L'industriel Chauchois (Albert Préjean) a le mérite d'être riche; mais son style sans façons de roturier indispose ses aristocratiques épouse et belle-mère.
Pierre Caron, grand pourvoyeur de comédies burlesques et de nanars, les unes incluant souvent les autres, tourne une farce dont les figures farfelues rappellent par moments, en moins réussies, celles des comédies de Jacques Prévert à la même époque.
Dans un milieu aristocratique snob et ridicule -on se donne du Totor et du Doudou entre gens du monde- le sujet saugrenu prend forme avec la fessée annoncée par le titre, et administrée en conséquence, qui détermine ensuite un vaudeville qu'on pourra éventuellement trouver balourd mais qui est somme toute assez cocasse grâce à son ingénuité et à de plaisants petits numéros d'acteurs (Armand Bernard, Carette, Marguerite Moreno et les autres).
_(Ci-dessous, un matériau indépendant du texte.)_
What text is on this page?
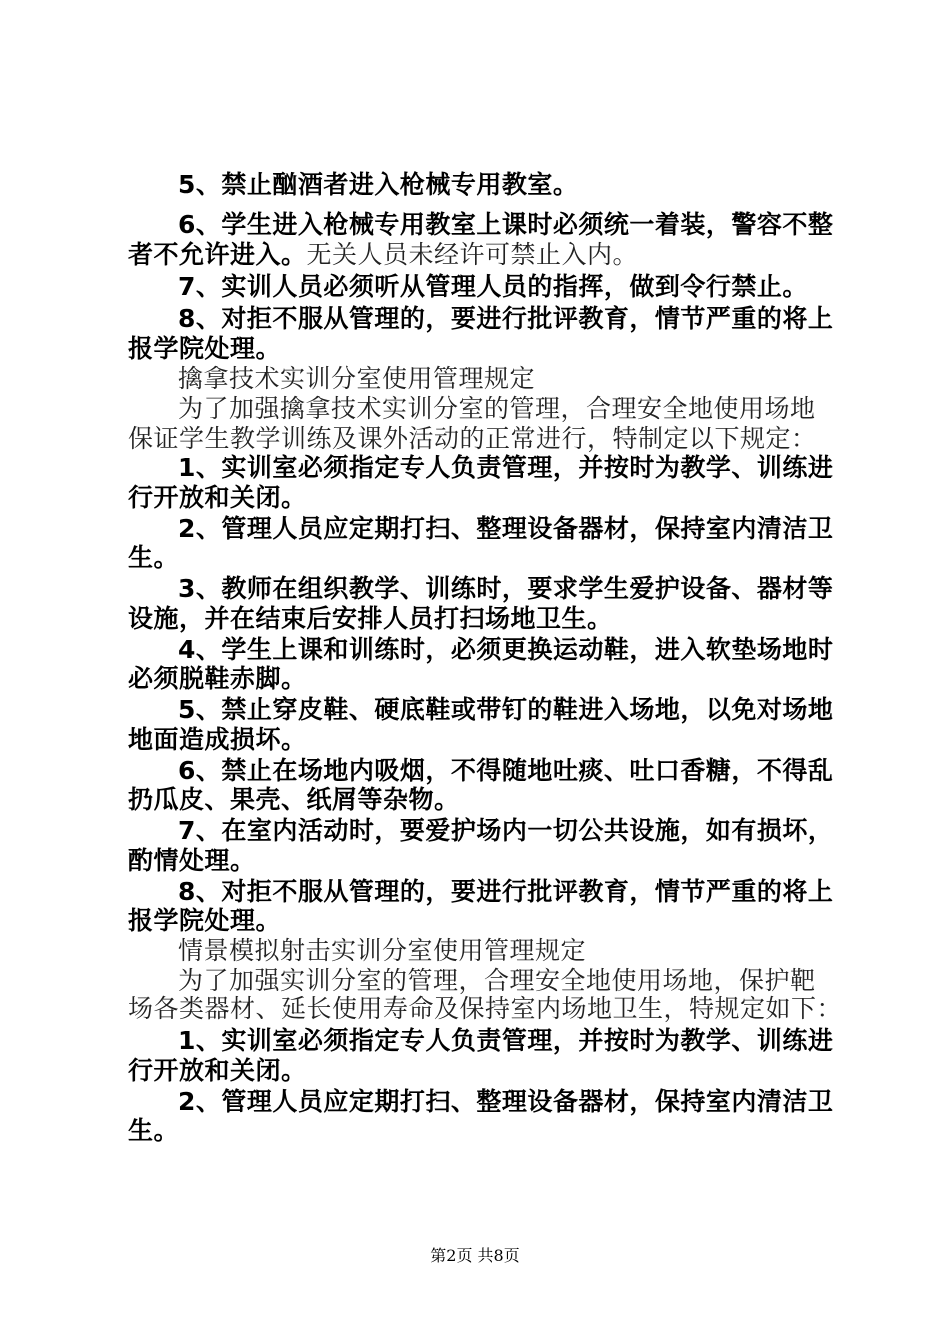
5、禁止酗酒者进入枪械专用教室。
6、学生进入枪械专用教室上课时必须统一着装，警容不整
者不允许进入。无关人员未经许可禁止入内。
7、实训人员必须听从管理人员的指挥，做到令行禁止。
8、对拒不服从管理的，要进行批评教育，情节严重的将上
报学院处理。
擒拿技术实训分室使用管理规定
为了加强擒拿技术实训分室的管理，合理安全地使用场地
保证学生教学训练及课外活动的正常进行，特制定以下规定：
1、实训室必须指定专人负责管理，并按时为教学、训练进
行开放和关闭。
2、管理人员应定期打扫、整理设备器材，保持室内清洁卫
生。
3、教师在组织教学、训练时，要求学生爱护设备、器材等
设施，并在结束后安排人员打扫场地卫生。
4、学生上课和训练时，必须更换运动鞋，进入软垫场地时
必须脱鞋赤脚。
5、禁止穿皮鞋、硬底鞋或带钉的鞋进入场地，以免对场地
地面造成损坏。
6、禁止在场地内吸烟，不得随地吐痰、吐口香糖，不得乱
扔瓜皮、果壳、纸屑等杂物。
7、在室内活动时，要爱护场内一切公共设施，如有损坏，
酌情处理。
8、对拒不服从管理的，要进行批评教育，情节严重的将上
报学院处理。
情景模拟射击实训分室使用管理规定
为了加强实训分室的管理，合理安全地使用场地，保护靶
场各类器材、延长使用寿命及保持室内场地卫生，特规定如下：
1、实训室必须指定专人负责管理，并按时为教学、训练进
行开放和关闭。
2、管理人员应定期打扫、整理设备器材，保持室内清洁卫
生。
第2页 共8页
Avec cette découverte inattendue (de ma part) que la télévision est déjà entrée dans les foyers, au grand dam de Chauchois d'ailleurs...
On peut regretter que le film de Caron soit trop caricatural et futile pour faire une satire de la haute société et que sa conclusion soit bâclée; mais on y trouve de savoureux personnages, tel ce prince, époux docile candidat à la présidence de la ligue pour l'autorité maritale ou ce fabricant d'ascenseurs myope (Claude Dauphin), cinéaste amateur par qui le scandale arrive.